Thesis Drift
Thesis drift is what happens when a trade's original reason for existing silently changes without the trader explicitly deciding to change it. The position stays open, but the justification has shifted — often from a specific, falsifiable thesis to a vague hope that it will eventually work out.
The term appears in art-of-trading-with-light-su-zhu-and-hasu as a specific failure mode: a trade entered with a clear thesis and defined invalidation point gets held past its invalidation, with the trader unconsciously substituting a new, weaker justification rather than admitting the original thesis failed.
Why It Happens
Thesis drift is a form of loss aversion operating through rationalization. Admitting a thesis is wrong means realizing a loss. Instead of doing that, the mind generates a new reason to hold — one that is conveniently less falsifiable. "I'm early, not wrong" and "the market hasn't understood the narrative yet" are common drift phrases.
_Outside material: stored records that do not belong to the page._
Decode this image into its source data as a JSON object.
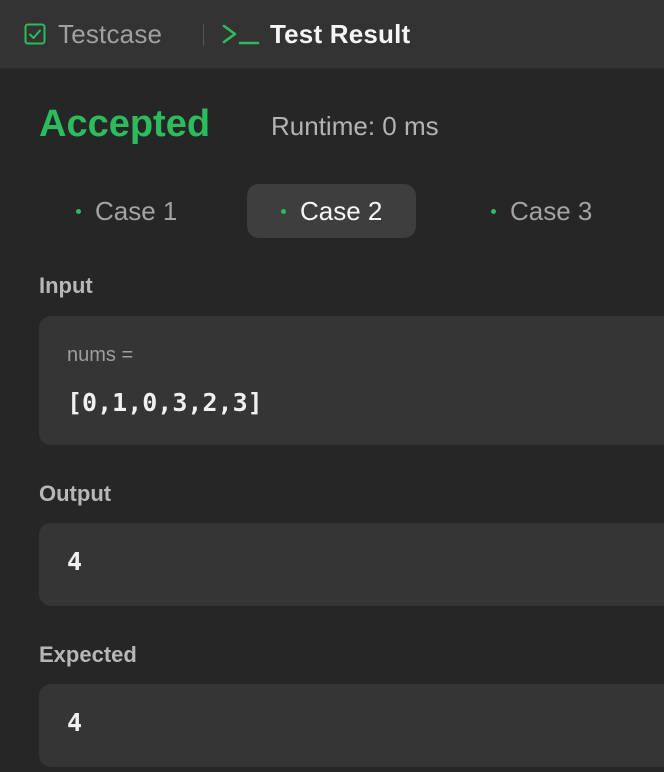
{
  "tabs": {
    "testcase_label": "Testcase",
    "result_label": "Test Result"
  },
  "result": {
    "status": "Accepted",
    "runtime": "Runtime: 0 ms"
  },
  "cases": [
    {
      "label": "Case 1"
    },
    {
      "label": "Case 2"
    },
    {
      "label": "Case 3"
    }
  ],
  "active_case": "Case 2",
  "input": {
    "section_label": "Input",
    "param_name": "nums =",
    "param_value": "[0,1,0,3,2,3]"
  },
  "output": {
    "section_label": "Output",
    "value": "4"
  },
  "expected": {
    "section_label": "Expected",
    "value": "4"
  },
  "colors": {
    "accent_green": "#2cbb5d",
    "background": "#262626",
    "panel": "#353535"
  },
  "icons": {
    "testcase_tab": "checkbox-icon",
    "result_tab": "terminal-icon",
    "case_status": "dot-icon"
  }
}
The related failure mode is timeframe conflation: a trade entered as a short-term momentum play gets silently reclassified as a long-term investment after the short-term thesis fails. The position hasn't changed; only its justification has. Light's formulation in the source: a trader enters a 1-week trade, it doesn't work, and they say "actually, this is a 1-year trade." The decision to extend the timeframe was never consciously made.
The Fix
Explicit thesis documentation at entry forces the question at exit: is the original thesis still intact, or has it drifted? A trade journal with a written entry thesis, invalidation condition, and target creates a checkpoint that drift cannot quietly bypass.
decision-quality-vs-outcome frames this more broadly: the quality of a decision is judged by the process at the time it was made, not by the outcome. A position held past its invalidation on a drifted thesis is a bad decision regardless of whether price eventually recovers.